Mr Rumboll also highlighted the importance of continuous disclosure and strong internal communication, saying, “It is made all the more acute in the current environment to understand your own company and have good information flow, to grapple with the continuous disclosure piece”.

Partner Kate Jefferson, a member of the Asia Pacific Mergers & Acquisition Steering Committee, agreed companies needed to stay across their shareholder base.

“From a public M&A perspective, what we’re seeing is a number of potential acquirers taking stakes in ASX listed companies of two, three or four per cent. So one change in approach that we’re recommending to boards is to keep a really close eye on their share register, focusing on new entrants … because it may well lead to a wave of M&A transactions down the pipeline to capitalise on these difficulties as a result of the valuation proposition.”

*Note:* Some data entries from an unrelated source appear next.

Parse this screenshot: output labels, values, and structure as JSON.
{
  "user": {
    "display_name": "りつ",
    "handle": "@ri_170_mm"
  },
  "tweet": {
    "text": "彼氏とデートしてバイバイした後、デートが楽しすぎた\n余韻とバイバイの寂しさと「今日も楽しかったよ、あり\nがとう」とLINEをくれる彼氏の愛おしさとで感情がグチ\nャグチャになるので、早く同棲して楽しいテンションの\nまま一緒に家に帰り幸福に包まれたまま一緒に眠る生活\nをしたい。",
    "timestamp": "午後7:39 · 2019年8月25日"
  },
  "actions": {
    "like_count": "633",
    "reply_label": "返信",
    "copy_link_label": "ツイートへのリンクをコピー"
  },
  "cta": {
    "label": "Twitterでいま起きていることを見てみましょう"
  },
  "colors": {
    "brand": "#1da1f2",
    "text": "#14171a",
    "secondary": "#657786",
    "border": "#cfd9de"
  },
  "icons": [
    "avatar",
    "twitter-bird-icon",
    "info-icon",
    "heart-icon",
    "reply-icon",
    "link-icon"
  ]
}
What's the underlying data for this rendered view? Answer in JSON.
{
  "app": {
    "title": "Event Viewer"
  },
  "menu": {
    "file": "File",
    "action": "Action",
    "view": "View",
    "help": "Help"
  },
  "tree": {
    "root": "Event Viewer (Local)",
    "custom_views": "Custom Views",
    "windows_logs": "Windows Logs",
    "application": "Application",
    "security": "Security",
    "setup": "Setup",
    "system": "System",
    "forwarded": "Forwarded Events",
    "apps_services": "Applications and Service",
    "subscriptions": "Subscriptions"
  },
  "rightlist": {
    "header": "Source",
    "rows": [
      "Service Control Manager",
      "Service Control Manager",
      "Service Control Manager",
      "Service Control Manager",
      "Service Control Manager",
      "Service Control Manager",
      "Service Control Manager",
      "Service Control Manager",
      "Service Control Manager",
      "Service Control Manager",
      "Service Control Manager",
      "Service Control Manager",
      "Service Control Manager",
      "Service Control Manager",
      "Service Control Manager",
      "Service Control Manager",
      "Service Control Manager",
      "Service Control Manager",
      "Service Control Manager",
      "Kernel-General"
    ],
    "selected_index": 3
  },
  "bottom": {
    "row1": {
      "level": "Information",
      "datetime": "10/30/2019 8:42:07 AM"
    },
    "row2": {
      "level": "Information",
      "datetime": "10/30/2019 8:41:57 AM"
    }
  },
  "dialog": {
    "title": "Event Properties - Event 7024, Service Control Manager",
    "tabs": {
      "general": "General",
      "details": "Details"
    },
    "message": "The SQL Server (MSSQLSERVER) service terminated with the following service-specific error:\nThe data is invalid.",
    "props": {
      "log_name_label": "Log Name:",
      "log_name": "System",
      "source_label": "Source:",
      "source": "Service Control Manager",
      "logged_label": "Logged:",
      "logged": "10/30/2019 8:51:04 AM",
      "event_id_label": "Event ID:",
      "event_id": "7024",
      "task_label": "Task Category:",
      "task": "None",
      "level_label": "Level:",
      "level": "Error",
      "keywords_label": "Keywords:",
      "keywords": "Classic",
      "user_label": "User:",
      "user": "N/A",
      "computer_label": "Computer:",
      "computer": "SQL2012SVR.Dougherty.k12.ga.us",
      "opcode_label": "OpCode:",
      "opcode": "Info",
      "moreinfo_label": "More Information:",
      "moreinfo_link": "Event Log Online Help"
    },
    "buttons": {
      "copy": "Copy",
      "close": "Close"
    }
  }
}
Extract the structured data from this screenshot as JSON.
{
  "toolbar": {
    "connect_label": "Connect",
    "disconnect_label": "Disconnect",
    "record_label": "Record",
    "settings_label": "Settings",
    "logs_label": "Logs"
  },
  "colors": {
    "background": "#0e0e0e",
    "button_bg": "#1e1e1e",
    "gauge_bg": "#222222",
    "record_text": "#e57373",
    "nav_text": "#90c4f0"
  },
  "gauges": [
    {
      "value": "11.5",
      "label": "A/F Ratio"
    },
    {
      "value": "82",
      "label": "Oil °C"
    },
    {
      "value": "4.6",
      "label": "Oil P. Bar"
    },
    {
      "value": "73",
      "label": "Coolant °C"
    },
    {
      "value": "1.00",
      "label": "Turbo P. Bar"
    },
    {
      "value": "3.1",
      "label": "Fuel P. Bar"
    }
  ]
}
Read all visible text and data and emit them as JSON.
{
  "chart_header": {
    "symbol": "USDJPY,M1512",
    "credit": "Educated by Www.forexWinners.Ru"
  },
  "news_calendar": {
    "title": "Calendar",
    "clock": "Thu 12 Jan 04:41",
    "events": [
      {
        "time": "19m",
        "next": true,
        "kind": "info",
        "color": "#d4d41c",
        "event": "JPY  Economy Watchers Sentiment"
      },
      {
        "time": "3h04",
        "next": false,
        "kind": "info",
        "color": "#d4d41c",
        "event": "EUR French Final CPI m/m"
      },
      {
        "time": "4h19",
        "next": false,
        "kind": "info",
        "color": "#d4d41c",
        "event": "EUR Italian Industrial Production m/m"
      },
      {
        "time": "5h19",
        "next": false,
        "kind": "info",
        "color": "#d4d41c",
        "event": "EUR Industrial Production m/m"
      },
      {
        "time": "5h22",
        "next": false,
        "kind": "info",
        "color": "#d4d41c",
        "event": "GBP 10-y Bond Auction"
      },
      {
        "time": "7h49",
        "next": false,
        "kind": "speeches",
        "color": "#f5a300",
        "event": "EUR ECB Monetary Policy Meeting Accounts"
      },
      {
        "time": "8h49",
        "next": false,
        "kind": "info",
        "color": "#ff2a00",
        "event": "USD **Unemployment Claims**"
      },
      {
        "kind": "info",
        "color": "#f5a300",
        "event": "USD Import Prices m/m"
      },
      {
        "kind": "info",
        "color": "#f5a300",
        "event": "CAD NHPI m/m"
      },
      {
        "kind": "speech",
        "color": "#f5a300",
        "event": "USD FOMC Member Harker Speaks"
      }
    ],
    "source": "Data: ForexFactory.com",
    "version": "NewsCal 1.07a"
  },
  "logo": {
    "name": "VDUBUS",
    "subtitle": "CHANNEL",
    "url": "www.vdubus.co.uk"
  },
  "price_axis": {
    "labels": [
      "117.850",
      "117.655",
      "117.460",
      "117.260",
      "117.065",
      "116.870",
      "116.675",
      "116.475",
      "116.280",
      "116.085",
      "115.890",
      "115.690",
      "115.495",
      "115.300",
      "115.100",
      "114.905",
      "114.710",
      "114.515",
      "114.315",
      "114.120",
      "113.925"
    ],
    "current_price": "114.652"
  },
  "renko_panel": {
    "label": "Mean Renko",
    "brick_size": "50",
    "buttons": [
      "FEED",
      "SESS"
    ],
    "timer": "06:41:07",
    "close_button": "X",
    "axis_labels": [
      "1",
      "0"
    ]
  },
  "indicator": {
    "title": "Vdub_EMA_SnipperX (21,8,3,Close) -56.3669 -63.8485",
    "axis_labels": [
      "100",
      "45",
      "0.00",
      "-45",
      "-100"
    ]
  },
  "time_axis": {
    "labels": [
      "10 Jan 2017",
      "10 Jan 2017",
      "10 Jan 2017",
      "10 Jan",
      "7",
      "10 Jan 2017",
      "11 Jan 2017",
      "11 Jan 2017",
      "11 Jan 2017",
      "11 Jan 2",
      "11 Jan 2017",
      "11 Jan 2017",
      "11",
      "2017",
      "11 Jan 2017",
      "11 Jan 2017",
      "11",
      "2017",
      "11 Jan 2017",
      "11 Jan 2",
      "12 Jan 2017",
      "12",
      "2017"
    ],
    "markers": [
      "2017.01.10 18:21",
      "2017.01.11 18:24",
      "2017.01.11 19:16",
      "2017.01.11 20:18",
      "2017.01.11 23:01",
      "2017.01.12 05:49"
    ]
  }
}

Chinese powerhouse, Tencent, recently acquired a minority stake in listed ‘buy now, pay later’ leader, Afterpay, in a sign of the times. While we can only speculate on the motives of the acquirer and its strategic drivers, it may be a very high-profile example of what Ms Jefferson suggested.

Mr Rumboll also advised investor relations teams to look out for parties building derivative positions, an effective way for strategic buyers to build a stake without being readily detected. He described the outlook for the next three to six months as “…pretty murky, if not opaque.”

While that may be true, the Baker McKenzie partners provided webinar participants with some clear strategies for handling the next wave of COVID-19 disruption.